We are running 3 Traefik instances on bare metal servers behind a provider's load balancer. We are trying to stick with "Zero Downtime Deployments", but the load balancer does not allow draining a target, which makes it complicated to update a Traefik node without interrupting requests.
Is it possible to drain Traefik itself? Meaning Traefik will not accept new connections, ongoing connections will still be handled until they are closed by client or server. The load balancer would then not route new requests to the node and after some time we could easily upgrade the node without any interrupted requests.
Hi @bluepuma77
Unfortunately its not possible at the moment. There is an open issue to track that request here so feel free to jump in the discussions and provide your suggestions on the design and how to avoid the problems that are highlighted in the thread.
@douglasdtm My intention is different from the issue.
We can drain services/containers on every node by just shutting them down, because when the app receive the shutdown signal, we close the listening port, but continue to process ongoing requests till the end (for 10 secs), then shut down completely. So Traefik is not routing new requests to those services/containers, as it can not connect anymore, but ongoing requests will not be interrupted.
What I want is to drain my traefik instance completely to update the traefik host. My traefik instances are sitting behind a load balancer. I want the same behaviour as mentioned above: traefik to do not accept any new connections, finalise ongoing requests and then stop. Afterwards I can update and reboot the host without interrupting any ongoing requests through traefik (zero downtime).
Sidenote: if people have problems "zero downtime" updating their services, they should probably look into their "update-delay" between containers. I think the Traefik Docker Swarm service discovery is polling every 15 seconds by default ( swarmModeRefreshSeconds
), so they should probably have at least 30 seconds between updates.

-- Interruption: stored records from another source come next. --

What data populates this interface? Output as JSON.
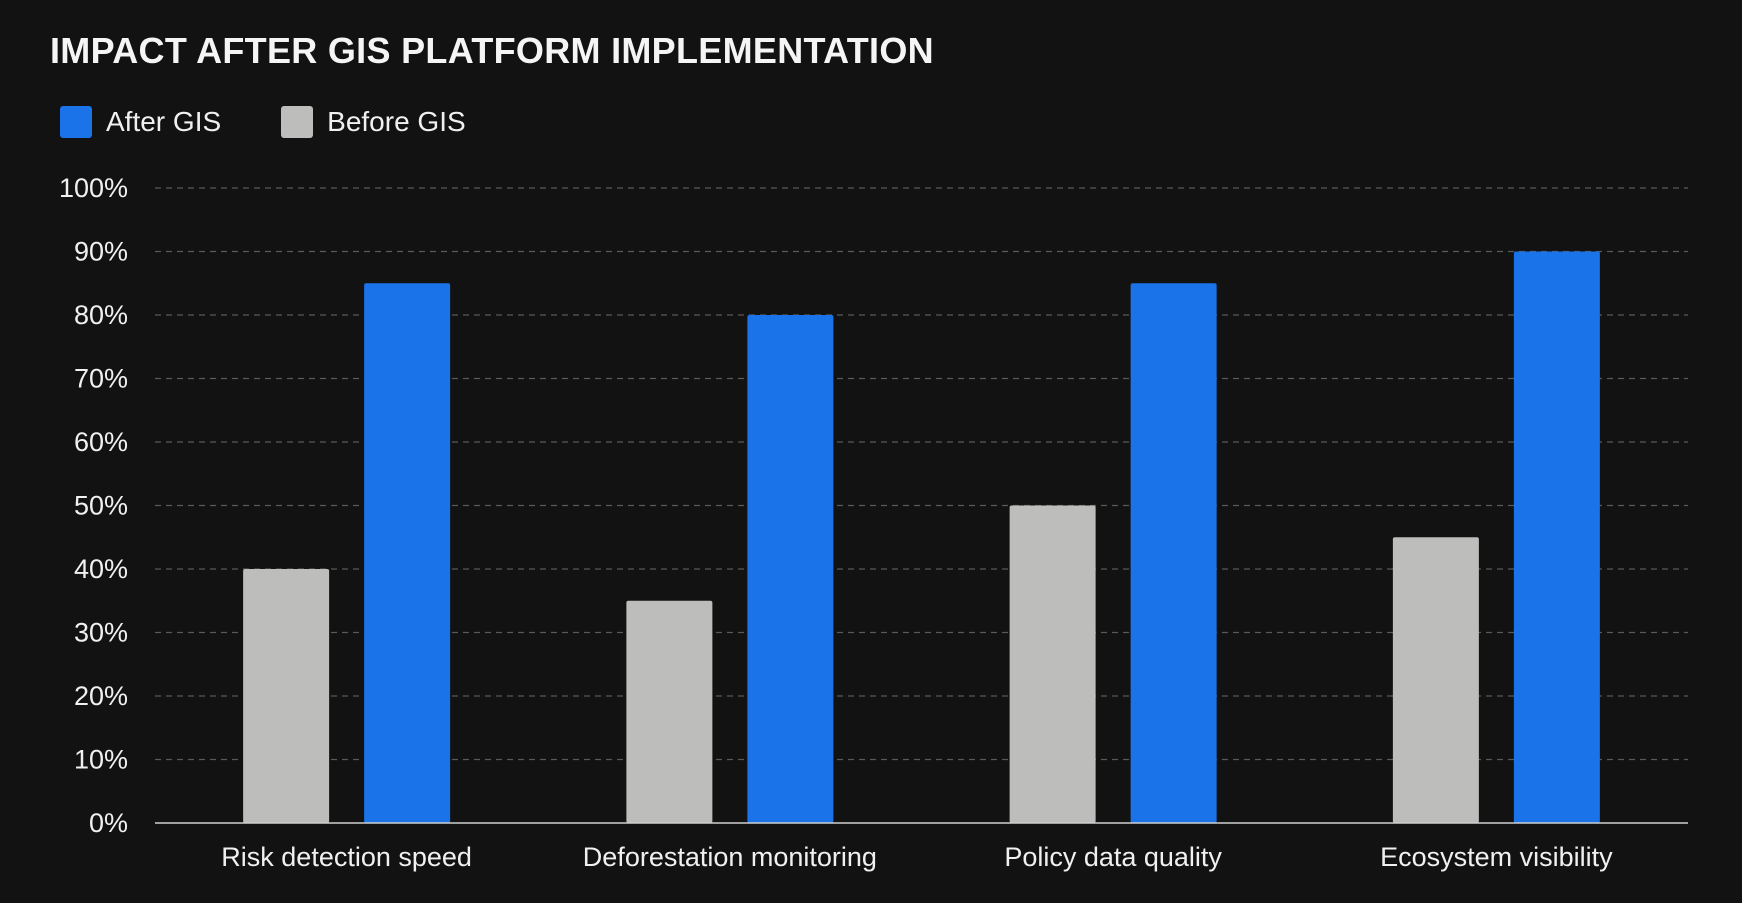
{
  "chart_data": {
    "type": "bar",
    "title": "IMPACT AFTER GIS PLATFORM IMPLEMENTATION",
    "categories": [
      "Risk detection speed",
      "Deforestation monitoring",
      "Policy data quality",
      "Ecosystem visibility"
    ],
    "series": [
      {
        "name": "Before GIS",
        "color": "#bdbdbb",
        "values": [
          40,
          35,
          50,
          45
        ]
      },
      {
        "name": "After GIS",
        "color": "#1a73e8",
        "values": [
          85,
          80,
          85,
          90
        ]
      }
    ],
    "legend": [
      "After GIS",
      "Before GIS"
    ],
    "ylim": [
      0,
      100
    ],
    "yticks": [
      "0%",
      "10%",
      "20%",
      "30%",
      "40%",
      "50%",
      "60%",
      "70%",
      "80%",
      "90%",
      "100%"
    ],
    "grid": true,
    "legend_position": "top-left"
  }
}
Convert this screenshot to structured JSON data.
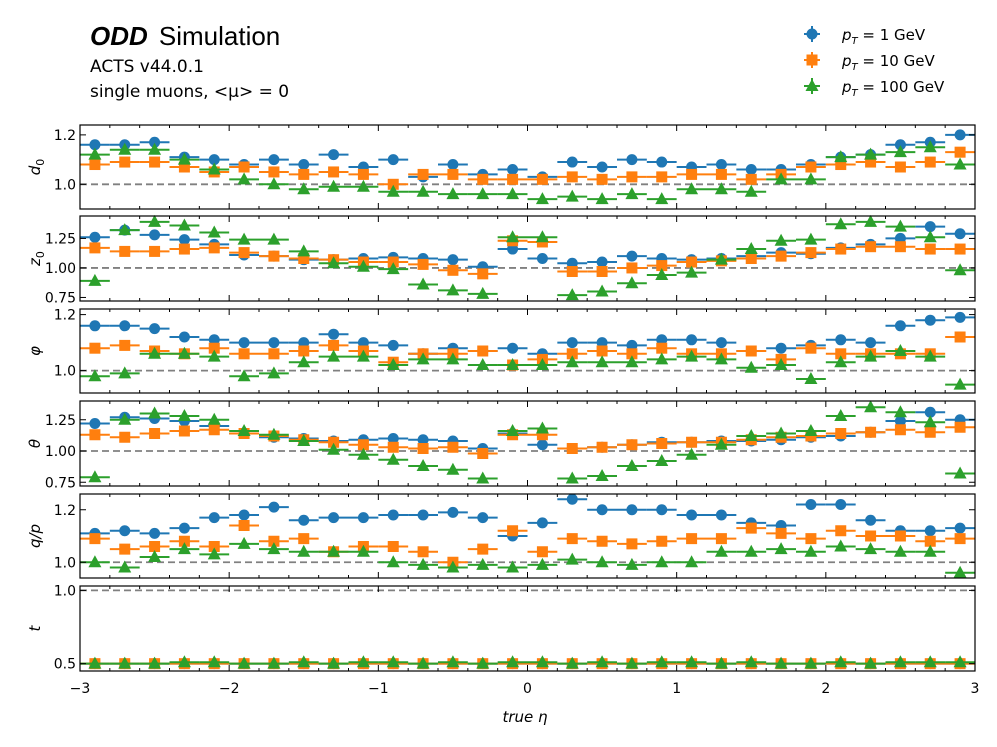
{
  "header": {
    "experiment": "ODD",
    "label": "Simulation",
    "version": "ACTS v44.0.1",
    "sample": "single muons, <μ> = 0"
  },
  "colors": {
    "series": [
      "#1f77b4",
      "#ff7f0e",
      "#2ca02c"
    ],
    "reference_line": "#808080",
    "axes": "#000000"
  },
  "legend": {
    "placement": "top-right",
    "entries": [
      {
        "prefix": "p",
        "subscript": "T",
        "value": " = 1 GeV",
        "marker": "circle"
      },
      {
        "prefix": "p",
        "subscript": "T",
        "value": " = 10 GeV",
        "marker": "square"
      },
      {
        "prefix": "p",
        "subscript": "T",
        "value": " = 100 GeV",
        "marker": "triangle"
      }
    ]
  },
  "chart_data": {
    "type": "scatter",
    "xlabel": "true η",
    "xlim": [
      -3,
      3
    ],
    "xticks": [
      -3,
      -2,
      -1,
      0,
      1,
      2,
      3
    ],
    "xtick_labels": [
      "−3",
      "−2",
      "−1",
      "0",
      "1",
      "2",
      "3"
    ],
    "bin_width": 0.2,
    "x": [
      -2.9,
      -2.7,
      -2.5,
      -2.3,
      -2.1,
      -1.9,
      -1.7,
      -1.5,
      -1.3,
      -1.1,
      -0.9,
      -0.7,
      -0.5,
      -0.3,
      -0.1,
      0.1,
      0.3,
      0.5,
      0.7,
      0.9,
      1.1,
      1.3,
      1.5,
      1.7,
      1.9,
      2.1,
      2.3,
      2.5,
      2.7,
      2.9
    ],
    "series_names": [
      "pT = 1 GeV",
      "pT = 10 GeV",
      "pT = 100 GeV"
    ],
    "reference_line": 1.0,
    "panels": [
      {
        "ylabel": "d",
        "ylabel_sub": "0",
        "ylim": [
          0.9,
          1.24
        ],
        "yticks": [
          1.0,
          1.2
        ],
        "ytick_labels": [
          "1.0",
          "1.2"
        ],
        "series": [
          {
            "name": "pT = 1 GeV",
            "values": [
              1.16,
              1.16,
              1.17,
              1.11,
              1.1,
              1.08,
              1.1,
              1.08,
              1.12,
              1.07,
              1.1,
              1.03,
              1.08,
              1.04,
              1.06,
              1.03,
              1.09,
              1.07,
              1.1,
              1.09,
              1.07,
              1.08,
              1.06,
              1.06,
              1.08,
              1.11,
              1.12,
              1.16,
              1.17,
              1.2
            ]
          },
          {
            "name": "pT = 10 GeV",
            "values": [
              1.08,
              1.09,
              1.09,
              1.07,
              1.05,
              1.07,
              1.05,
              1.04,
              1.05,
              1.04,
              1.0,
              1.04,
              1.04,
              1.02,
              1.02,
              1.02,
              1.03,
              1.02,
              1.03,
              1.03,
              1.04,
              1.04,
              1.02,
              1.04,
              1.07,
              1.08,
              1.09,
              1.07,
              1.09,
              1.13
            ]
          },
          {
            "name": "pT = 100 GeV",
            "values": [
              1.12,
              1.14,
              1.14,
              1.1,
              1.06,
              1.02,
              1.0,
              0.98,
              0.99,
              0.99,
              0.97,
              0.97,
              0.96,
              0.96,
              0.96,
              0.94,
              0.95,
              0.94,
              0.96,
              0.94,
              0.98,
              0.98,
              0.97,
              1.02,
              1.02,
              1.11,
              1.12,
              1.13,
              1.15,
              1.08
            ]
          }
        ]
      },
      {
        "ylabel": "z",
        "ylabel_sub": "0",
        "ylim": [
          0.72,
          1.44
        ],
        "yticks": [
          0.75,
          1.0,
          1.25
        ],
        "ytick_labels": [
          "0.75",
          "1.00",
          "1.25"
        ],
        "series": [
          {
            "name": "pT = 1 GeV",
            "values": [
              1.26,
              1.32,
              1.28,
              1.24,
              1.2,
              1.11,
              1.1,
              1.07,
              1.07,
              1.08,
              1.09,
              1.08,
              1.07,
              1.01,
              1.16,
              1.08,
              1.04,
              1.05,
              1.1,
              1.08,
              1.07,
              1.08,
              1.1,
              1.13,
              1.12,
              1.17,
              1.2,
              1.25,
              1.35,
              1.29
            ]
          },
          {
            "name": "pT = 10 GeV",
            "values": [
              1.17,
              1.14,
              1.14,
              1.16,
              1.17,
              1.13,
              1.1,
              1.08,
              1.07,
              1.05,
              1.05,
              1.03,
              0.98,
              0.95,
              1.23,
              1.22,
              0.97,
              0.97,
              1.0,
              1.02,
              1.05,
              1.06,
              1.08,
              1.1,
              1.13,
              1.16,
              1.18,
              1.18,
              1.16,
              1.16
            ]
          },
          {
            "name": "pT = 100 GeV",
            "values": [
              0.89,
              1.32,
              1.39,
              1.36,
              1.3,
              1.24,
              1.24,
              1.14,
              1.04,
              1.01,
              0.99,
              0.86,
              0.81,
              0.78,
              1.26,
              1.26,
              0.77,
              0.8,
              0.87,
              0.94,
              0.96,
              1.07,
              1.16,
              1.23,
              1.24,
              1.37,
              1.39,
              1.35,
              1.26,
              0.98
            ]
          }
        ]
      },
      {
        "ylabel": "φ",
        "ylabel_sub": "",
        "ylim": [
          0.92,
          1.22
        ],
        "yticks": [
          1.0,
          1.2
        ],
        "ytick_labels": [
          "1.0",
          "1.2"
        ],
        "series": [
          {
            "name": "pT = 1 GeV",
            "values": [
              1.16,
              1.16,
              1.15,
              1.12,
              1.11,
              1.1,
              1.1,
              1.1,
              1.13,
              1.1,
              1.09,
              1.06,
              1.08,
              1.07,
              1.08,
              1.06,
              1.1,
              1.1,
              1.09,
              1.11,
              1.11,
              1.1,
              1.07,
              1.08,
              1.09,
              1.11,
              1.1,
              1.16,
              1.18,
              1.19
            ]
          },
          {
            "name": "pT = 10 GeV",
            "values": [
              1.08,
              1.09,
              1.07,
              1.06,
              1.08,
              1.06,
              1.06,
              1.07,
              1.09,
              1.07,
              1.03,
              1.06,
              1.06,
              1.07,
              1.02,
              1.04,
              1.06,
              1.07,
              1.06,
              1.08,
              1.06,
              1.06,
              1.07,
              1.04,
              1.08,
              1.06,
              1.06,
              1.06,
              1.06,
              1.12
            ]
          },
          {
            "name": "pT = 100 GeV",
            "values": [
              0.98,
              0.99,
              1.06,
              1.06,
              1.05,
              0.98,
              0.99,
              1.03,
              1.05,
              1.05,
              1.02,
              1.04,
              1.04,
              1.02,
              1.02,
              1.02,
              1.03,
              1.03,
              1.03,
              1.04,
              1.05,
              1.04,
              1.01,
              1.02,
              0.97,
              1.03,
              1.05,
              1.07,
              1.05,
              0.95
            ]
          }
        ]
      },
      {
        "ylabel": "θ",
        "ylabel_sub": "",
        "ylim": [
          0.72,
          1.4
        ],
        "yticks": [
          0.75,
          1.0,
          1.25
        ],
        "ytick_labels": [
          "0.75",
          "1.00",
          "1.25"
        ],
        "series": [
          {
            "name": "pT = 1 GeV",
            "values": [
              1.22,
              1.27,
              1.26,
              1.24,
              1.2,
              1.14,
              1.11,
              1.1,
              1.08,
              1.09,
              1.1,
              1.09,
              1.08,
              1.02,
              1.14,
              1.05,
              1.02,
              1.03,
              1.05,
              1.07,
              1.07,
              1.08,
              1.08,
              1.09,
              1.11,
              1.12,
              1.15,
              1.24,
              1.31,
              1.25
            ]
          },
          {
            "name": "pT = 10 GeV",
            "values": [
              1.13,
              1.11,
              1.14,
              1.16,
              1.17,
              1.14,
              1.12,
              1.09,
              1.07,
              1.05,
              1.03,
              1.02,
              1.03,
              0.98,
              1.13,
              1.13,
              1.02,
              1.03,
              1.05,
              1.06,
              1.07,
              1.07,
              1.09,
              1.11,
              1.12,
              1.14,
              1.15,
              1.17,
              1.15,
              1.19
            ]
          },
          {
            "name": "pT = 100 GeV",
            "values": [
              0.79,
              1.25,
              1.3,
              1.28,
              1.25,
              1.16,
              1.13,
              1.08,
              1.01,
              0.97,
              0.93,
              0.88,
              0.85,
              0.78,
              1.16,
              1.18,
              0.78,
              0.8,
              0.88,
              0.92,
              0.97,
              1.05,
              1.12,
              1.14,
              1.16,
              1.28,
              1.35,
              1.31,
              1.23,
              0.82
            ]
          }
        ]
      },
      {
        "ylabel": "q/p",
        "ylabel_sub": "",
        "ylim": [
          0.94,
          1.26
        ],
        "yticks": [
          1.0,
          1.2
        ],
        "ytick_labels": [
          "1.0",
          "1.2"
        ],
        "series": [
          {
            "name": "pT = 1 GeV",
            "values": [
              1.11,
              1.12,
              1.11,
              1.13,
              1.17,
              1.18,
              1.21,
              1.16,
              1.17,
              1.17,
              1.18,
              1.18,
              1.19,
              1.17,
              1.1,
              1.15,
              1.24,
              1.2,
              1.2,
              1.2,
              1.18,
              1.18,
              1.15,
              1.14,
              1.22,
              1.22,
              1.16,
              1.12,
              1.12,
              1.13
            ]
          },
          {
            "name": "pT = 10 GeV",
            "values": [
              1.09,
              1.05,
              1.06,
              1.08,
              1.06,
              1.14,
              1.08,
              1.09,
              1.04,
              1.06,
              1.06,
              1.04,
              1.0,
              1.05,
              1.12,
              1.04,
              1.09,
              1.08,
              1.07,
              1.08,
              1.09,
              1.09,
              1.13,
              1.11,
              1.09,
              1.12,
              1.1,
              1.1,
              1.08,
              1.09
            ]
          },
          {
            "name": "pT = 100 GeV",
            "values": [
              1.0,
              0.98,
              1.02,
              1.05,
              1.03,
              1.07,
              1.05,
              1.04,
              1.04,
              1.04,
              1.0,
              0.99,
              0.98,
              0.99,
              0.98,
              0.99,
              1.01,
              1.0,
              0.99,
              1.0,
              1.0,
              1.04,
              1.04,
              1.05,
              1.04,
              1.06,
              1.05,
              1.04,
              1.04,
              0.96
            ]
          }
        ]
      },
      {
        "ylabel": "t",
        "ylabel_sub": "",
        "ylim": [
          0.45,
          1.03
        ],
        "yticks": [
          0.5,
          1.0
        ],
        "ytick_labels": [
          "0.5",
          "1.0"
        ],
        "series": [
          {
            "name": "pT = 1 GeV",
            "values": [
              0.5,
              0.5,
              0.5,
              0.5,
              0.5,
              0.5,
              0.5,
              0.5,
              0.5,
              0.5,
              0.5,
              0.5,
              0.5,
              0.5,
              0.5,
              0.5,
              0.5,
              0.5,
              0.5,
              0.5,
              0.5,
              0.5,
              0.5,
              0.5,
              0.5,
              0.5,
              0.5,
              0.5,
              0.5,
              0.5
            ]
          },
          {
            "name": "pT = 10 GeV",
            "values": [
              0.5,
              0.5,
              0.5,
              0.5,
              0.5,
              0.5,
              0.5,
              0.5,
              0.5,
              0.5,
              0.5,
              0.5,
              0.5,
              0.5,
              0.5,
              0.5,
              0.5,
              0.5,
              0.5,
              0.5,
              0.5,
              0.5,
              0.5,
              0.5,
              0.5,
              0.5,
              0.5,
              0.5,
              0.5,
              0.5
            ]
          },
          {
            "name": "pT = 100 GeV",
            "values": [
              0.5,
              0.5,
              0.5,
              0.51,
              0.51,
              0.5,
              0.5,
              0.51,
              0.5,
              0.51,
              0.51,
              0.5,
              0.51,
              0.5,
              0.51,
              0.51,
              0.5,
              0.51,
              0.5,
              0.51,
              0.51,
              0.5,
              0.51,
              0.5,
              0.5,
              0.51,
              0.5,
              0.51,
              0.51,
              0.51
            ]
          }
        ]
      }
    ]
  }
}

We mostly use those settings for few containers of a service:
docker service update \
--update-order stop-first \
--stop-grace-period 10s \
--update-delay 30s \
--update-parallelism 1 \
--update-failure-action rollback \
--rollback-order stop-first
...
I still think both use cases are related or dependent, since we need to support draining at the service level to then be able to provide a global drain feature, or api endpoint.
Thank you for the side note, I think it's vauable info for anyone getting here!